McVie was born in the Lake District village of Bouth, Lancashire, and grew up in the Bearwood area of Smethwick near Birmingham. Her father, Cyril Percy Absell Perfect, was a concert violinist and music lecturer at St Peter’s College of Education, Saltley, Birmingham, and taught violin at St Philip’s Grammar School, Birmingham. McVie’s mother, Beatrice Edith Maud (Reece) Perfect, was a medium, psychic, and faith healer. McVie’s grandfather was an organist at Westminster Abbey.
Although McVie was introduced to the piano when she was four, she did not study music seriously until age 11, when she was reintroduced to it by Philip Fisher, a local musician and school friend of McVie’s older brother, John. Continuing her classical training until age 15, McVie shifted her musical focus to rock and roll when her brother, John, came home with a Fats Domino songbook. Other early influences included The Everly Brothers.
McVie studied sculpture at Moseley School of Art in Birmingham for five years, with the goal of becoming an art teacher. During that time, she met a number of budding musicians in Britain’s blues scene. Her first foray into the music field came when she met two friends, Stan Webb and Andy Silvester, who were in a band called Sounds Of Blue. Knowing that McVie had musical talent, they asked her to join. She often sang with Spencer Davis. By the time McVie graduated from art college, Sounds of Blue had split up, and because she did not have enough money to launch herself into the art world, she moved to London and worked briefly as a department-store window dresser.

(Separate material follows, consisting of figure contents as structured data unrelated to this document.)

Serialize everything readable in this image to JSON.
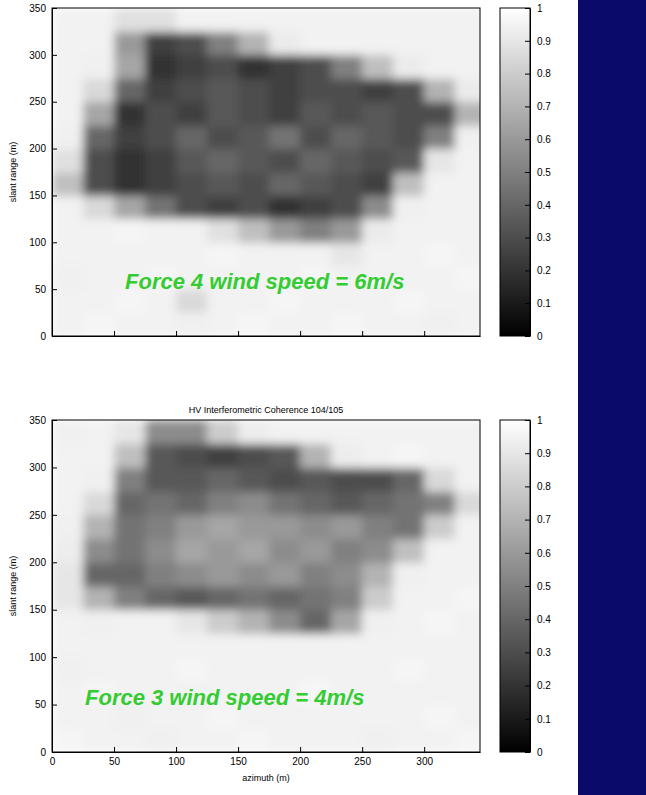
{
  "chart_data": [
    {
      "type": "heatmap",
      "color": "gray",
      "tick_labels": "y",
      "ylabel": "slant range (m)",
      "annotation": "Force 4 wind speed = 6m/s",
      "xlim": [
        0,
        345
      ],
      "ylim": [
        0,
        350
      ],
      "xticks": [
        0,
        50,
        100,
        150,
        200,
        250,
        300
      ],
      "yticks": [
        0,
        50,
        100,
        150,
        200,
        250,
        300,
        350
      ],
      "x": [
        12.5,
        37.5,
        62.5,
        87.5,
        112.5,
        137.5,
        162.5,
        187.5,
        212.5,
        237.5,
        262.5,
        287.5,
        312.5,
        337.5
      ],
      "y": [
        12.5,
        37.5,
        62.5,
        87.5,
        112.5,
        137.5,
        162.5,
        187.5,
        212.5,
        237.5,
        262.5,
        287.5,
        312.5,
        337.5
      ],
      "cells": [
        [
          0.95,
          0.96,
          0.95,
          0.95,
          0.94,
          0.95,
          0.96,
          0.95,
          0.95,
          0.96,
          0.95,
          0.95,
          0.94,
          0.95
        ],
        [
          0.95,
          0.95,
          0.96,
          0.95,
          0.85,
          0.95,
          0.95,
          0.96,
          0.95,
          0.95,
          0.95,
          0.96,
          0.95,
          0.95
        ],
        [
          0.94,
          0.95,
          0.95,
          0.96,
          0.95,
          0.95,
          0.95,
          0.95,
          0.96,
          0.95,
          0.95,
          0.95,
          0.95,
          0.96
        ],
        [
          0.95,
          0.95,
          0.95,
          0.95,
          0.95,
          0.96,
          0.95,
          0.95,
          0.95,
          0.9,
          0.95,
          0.95,
          0.96,
          0.95
        ],
        [
          0.95,
          0.95,
          0.96,
          0.95,
          0.95,
          0.88,
          0.75,
          0.6,
          0.5,
          0.6,
          0.92,
          0.95,
          0.95,
          0.95
        ],
        [
          0.95,
          0.85,
          0.65,
          0.45,
          0.3,
          0.25,
          0.3,
          0.2,
          0.25,
          0.3,
          0.55,
          0.94,
          0.95,
          0.95
        ],
        [
          0.75,
          0.3,
          0.2,
          0.25,
          0.3,
          0.35,
          0.3,
          0.4,
          0.35,
          0.3,
          0.25,
          0.75,
          0.95,
          0.95
        ],
        [
          0.88,
          0.3,
          0.2,
          0.25,
          0.35,
          0.4,
          0.35,
          0.3,
          0.4,
          0.35,
          0.3,
          0.35,
          0.9,
          0.95
        ],
        [
          0.94,
          0.4,
          0.25,
          0.3,
          0.4,
          0.3,
          0.35,
          0.45,
          0.3,
          0.4,
          0.35,
          0.3,
          0.5,
          0.94
        ],
        [
          0.95,
          0.65,
          0.2,
          0.3,
          0.25,
          0.35,
          0.3,
          0.25,
          0.35,
          0.3,
          0.35,
          0.3,
          0.3,
          0.7
        ],
        [
          0.95,
          0.85,
          0.4,
          0.25,
          0.3,
          0.35,
          0.3,
          0.25,
          0.3,
          0.3,
          0.25,
          0.3,
          0.7,
          0.92
        ],
        [
          0.95,
          0.94,
          0.65,
          0.2,
          0.25,
          0.3,
          0.2,
          0.25,
          0.3,
          0.5,
          0.75,
          0.92,
          0.95,
          0.95
        ],
        [
          0.95,
          0.95,
          0.6,
          0.25,
          0.3,
          0.5,
          0.7,
          0.92,
          0.95,
          0.95,
          0.95,
          0.95,
          0.95,
          0.95
        ],
        [
          0.95,
          0.95,
          0.88,
          0.88,
          0.95,
          0.95,
          0.95,
          0.95,
          0.95,
          0.95,
          0.95,
          0.95,
          0.95,
          0.95
        ]
      ],
      "colorbar": {
        "range": [
          0,
          1
        ],
        "ticks": [
          0,
          0.1,
          0.2,
          0.3,
          0.4,
          0.5,
          0.6,
          0.7,
          0.8,
          0.9,
          1
        ]
      }
    },
    {
      "type": "heatmap",
      "color": "gray",
      "title": "HV Interferometric Coherence 104/105",
      "xlabel": "azimuth (m)",
      "ylabel": "slant range (m)",
      "annotation": "Force 3 wind speed = 4m/s",
      "xlim": [
        0,
        345
      ],
      "ylim": [
        0,
        350
      ],
      "xticks": [
        0,
        50,
        100,
        150,
        200,
        250,
        300
      ],
      "yticks": [
        0,
        50,
        100,
        150,
        200,
        250,
        300,
        350
      ],
      "x": [
        12.5,
        37.5,
        62.5,
        87.5,
        112.5,
        137.5,
        162.5,
        187.5,
        212.5,
        237.5,
        262.5,
        287.5,
        312.5,
        337.5
      ],
      "y": [
        12.5,
        37.5,
        62.5,
        87.5,
        112.5,
        137.5,
        162.5,
        187.5,
        212.5,
        237.5,
        262.5,
        287.5,
        312.5,
        337.5
      ],
      "cells": [
        [
          0.96,
          0.95,
          0.95,
          0.94,
          0.95,
          0.95,
          0.96,
          0.95,
          0.95,
          0.95,
          0.94,
          0.95,
          0.95,
          0.96
        ],
        [
          0.95,
          0.95,
          0.94,
          0.95,
          0.95,
          0.96,
          0.95,
          0.95,
          0.95,
          0.95,
          0.95,
          0.95,
          0.96,
          0.95
        ],
        [
          0.95,
          0.96,
          0.95,
          0.95,
          0.95,
          0.95,
          0.95,
          0.95,
          0.97,
          0.95,
          0.95,
          0.95,
          0.95,
          0.95
        ],
        [
          0.94,
          0.95,
          0.95,
          0.95,
          0.96,
          0.95,
          0.95,
          0.95,
          0.95,
          0.95,
          0.95,
          0.96,
          0.95,
          0.95
        ],
        [
          0.95,
          0.95,
          0.95,
          0.95,
          0.95,
          0.95,
          0.95,
          0.95,
          0.95,
          0.95,
          0.95,
          0.95,
          0.95,
          0.95
        ],
        [
          0.95,
          0.94,
          0.95,
          0.95,
          0.9,
          0.8,
          0.7,
          0.55,
          0.4,
          0.65,
          0.94,
          0.95,
          0.96,
          0.95
        ],
        [
          0.9,
          0.7,
          0.5,
          0.4,
          0.35,
          0.4,
          0.45,
          0.4,
          0.45,
          0.5,
          0.8,
          0.95,
          0.95,
          0.96
        ],
        [
          0.9,
          0.4,
          0.4,
          0.5,
          0.55,
          0.6,
          0.55,
          0.6,
          0.5,
          0.55,
          0.7,
          0.94,
          0.95,
          0.95
        ],
        [
          0.93,
          0.55,
          0.45,
          0.55,
          0.65,
          0.6,
          0.65,
          0.55,
          0.6,
          0.5,
          0.55,
          0.75,
          0.95,
          0.95
        ],
        [
          0.94,
          0.7,
          0.45,
          0.5,
          0.6,
          0.65,
          0.6,
          0.6,
          0.55,
          0.6,
          0.5,
          0.45,
          0.8,
          0.95
        ],
        [
          0.95,
          0.85,
          0.4,
          0.45,
          0.4,
          0.5,
          0.55,
          0.45,
          0.4,
          0.35,
          0.4,
          0.45,
          0.5,
          0.85
        ],
        [
          0.95,
          0.94,
          0.5,
          0.35,
          0.35,
          0.4,
          0.35,
          0.3,
          0.35,
          0.3,
          0.3,
          0.4,
          0.85,
          0.95
        ],
        [
          0.95,
          0.95,
          0.75,
          0.35,
          0.3,
          0.25,
          0.3,
          0.35,
          0.7,
          0.93,
          0.95,
          0.96,
          0.95,
          0.95
        ],
        [
          0.94,
          0.95,
          0.9,
          0.55,
          0.55,
          0.8,
          0.93,
          0.95,
          0.95,
          0.95,
          0.95,
          0.95,
          0.95,
          0.95
        ]
      ],
      "colorbar": {
        "range": [
          0,
          1
        ],
        "ticks": [
          0,
          0.1,
          0.2,
          0.3,
          0.4,
          0.5,
          0.6,
          0.7,
          0.8,
          0.9,
          1
        ]
      }
    }
  ]
}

When McVie married Fleetwood Mac bandmate John McVie in 1968, Peter Green was best man. Instead of a honeymoon they celebrated at a hotel in Birmingham with Joe Cocker, who happened to be staying there, before going off with their own separate bands. The couple divorced in 1976 but remained friends and maintained a professional partnership. During the production of Rumours she had an affair with Fleetwood Mac’s lighting engineer, Curry Grant, which inspired the song “You Make Loving Fun”. From 1979 to 1982, she dated Dennis Wilson of the Beach Boys. McVie married Portuguese keyboardist and songwriter Eddy Quintela on 18 October 1986. Quintela and McVie collaborated on a number of songs together including “Little Lies”. They divorced in 2003, and Quintela died in 2020.

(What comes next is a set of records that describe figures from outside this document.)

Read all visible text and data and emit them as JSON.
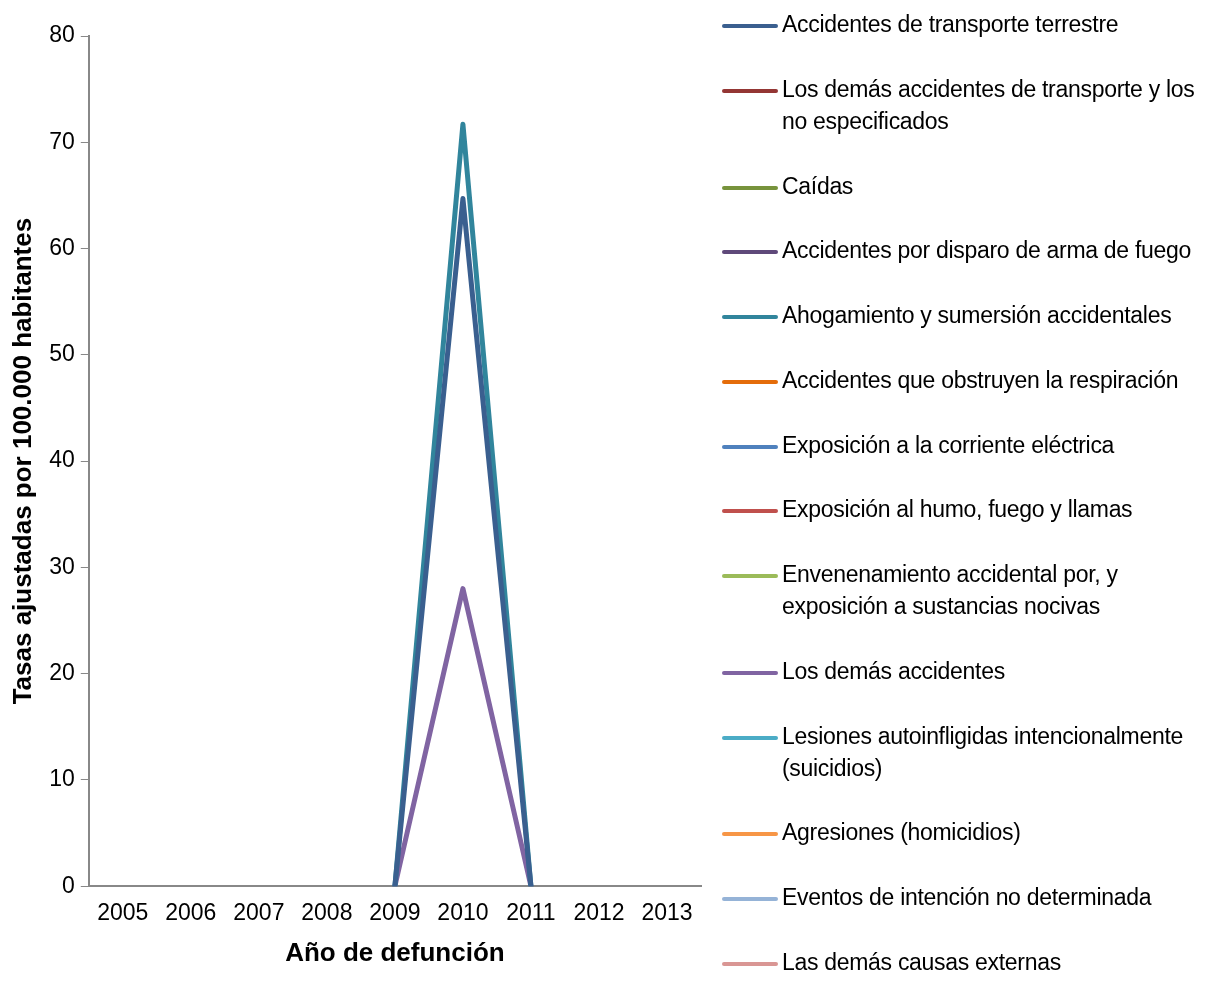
{
  "chart_data": {
    "type": "line",
    "xlabel": "Año de defunción",
    "ylabel": "Tasas ajustadas por 100.000 habitantes",
    "categories": [
      "2005",
      "2006",
      "2007",
      "2008",
      "2009",
      "2010",
      "2011",
      "2012",
      "2013"
    ],
    "ylim": [
      0,
      80
    ],
    "yticks": [
      0,
      10,
      20,
      30,
      40,
      50,
      60,
      70,
      80
    ],
    "grid": false,
    "legend": "right",
    "marker": "none",
    "line_style": "solid",
    "series": [
      {
        "name": "Accidentes de transporte terrestre",
        "color": "#3a5f8f",
        "values": [
          null,
          null,
          null,
          null,
          0,
          64.7,
          0,
          null,
          null
        ]
      },
      {
        "name": "Los demás accidentes de transporte y los no especificados",
        "color": "#943634",
        "values": [
          null,
          null,
          null,
          null,
          null,
          null,
          null,
          null,
          null
        ]
      },
      {
        "name": "Caídas",
        "color": "#77933c",
        "values": [
          null,
          null,
          null,
          null,
          null,
          null,
          null,
          null,
          null
        ]
      },
      {
        "name": "Accidentes por disparo de arma de fuego",
        "color": "#5f497a",
        "values": [
          null,
          null,
          null,
          null,
          null,
          null,
          null,
          null,
          null
        ]
      },
      {
        "name": "Ahogamiento y sumersión accidentales",
        "color": "#31859c",
        "values": [
          null,
          null,
          null,
          null,
          0,
          71.7,
          0,
          null,
          null
        ]
      },
      {
        "name": "Accidentes que obstruyen la respiración",
        "color": "#e46c0a",
        "values": [
          null,
          null,
          null,
          null,
          null,
          null,
          null,
          null,
          null
        ]
      },
      {
        "name": "Exposición a la corriente eléctrica",
        "color": "#4f81bd",
        "values": [
          null,
          null,
          null,
          null,
          null,
          null,
          null,
          null,
          null
        ]
      },
      {
        "name": "Exposición al humo, fuego y llamas",
        "color": "#c0504d",
        "values": [
          null,
          null,
          null,
          null,
          null,
          null,
          null,
          null,
          null
        ]
      },
      {
        "name": "Envenenamiento accidental por, y exposición a sustancias nocivas",
        "color": "#9bbb59",
        "values": [
          null,
          null,
          null,
          null,
          null,
          null,
          null,
          null,
          null
        ]
      },
      {
        "name": "Los demás accidentes",
        "color": "#8064a2",
        "values": [
          null,
          null,
          null,
          null,
          0,
          28,
          0,
          null,
          null
        ]
      },
      {
        "name": "Lesiones autoinfligidas intencionalmente (suicidios)",
        "color": "#4bacc6",
        "values": [
          null,
          null,
          null,
          null,
          null,
          null,
          null,
          null,
          null
        ]
      },
      {
        "name": "Agresiones (homicidios)",
        "color": "#f79646",
        "values": [
          null,
          null,
          null,
          null,
          null,
          null,
          null,
          null,
          null
        ]
      },
      {
        "name": "Eventos de intención no determinada",
        "color": "#95b3d7",
        "values": [
          null,
          null,
          null,
          null,
          null,
          null,
          null,
          null,
          null
        ]
      },
      {
        "name": "Las demás causas externas",
        "color": "#d99694",
        "values": [
          null,
          null,
          null,
          null,
          null,
          null,
          null,
          null,
          null
        ]
      }
    ]
  }
}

During the height of Fleetwood Mac’s success in the 1970s, McVie resided in Los Angeles in a house that had previously been owned by Joan Collins and Elton John. In 1990, she moved to a Grade II-listed Tudor manor house in Wickhambreaux, Kent, to which she retired after leaving Fleetwood Mac in 1998, and worked on her solo material. For years, McVie found inspiration in the home’s country setting, not only writing songs there, but restoring the house. However, after rejoining Fleetwood Mac in 2014, McVie began spending more time in London, and put the house on the market in 2015.
McVie died in hospital at age 79 on 30 November 2022, following a short illness.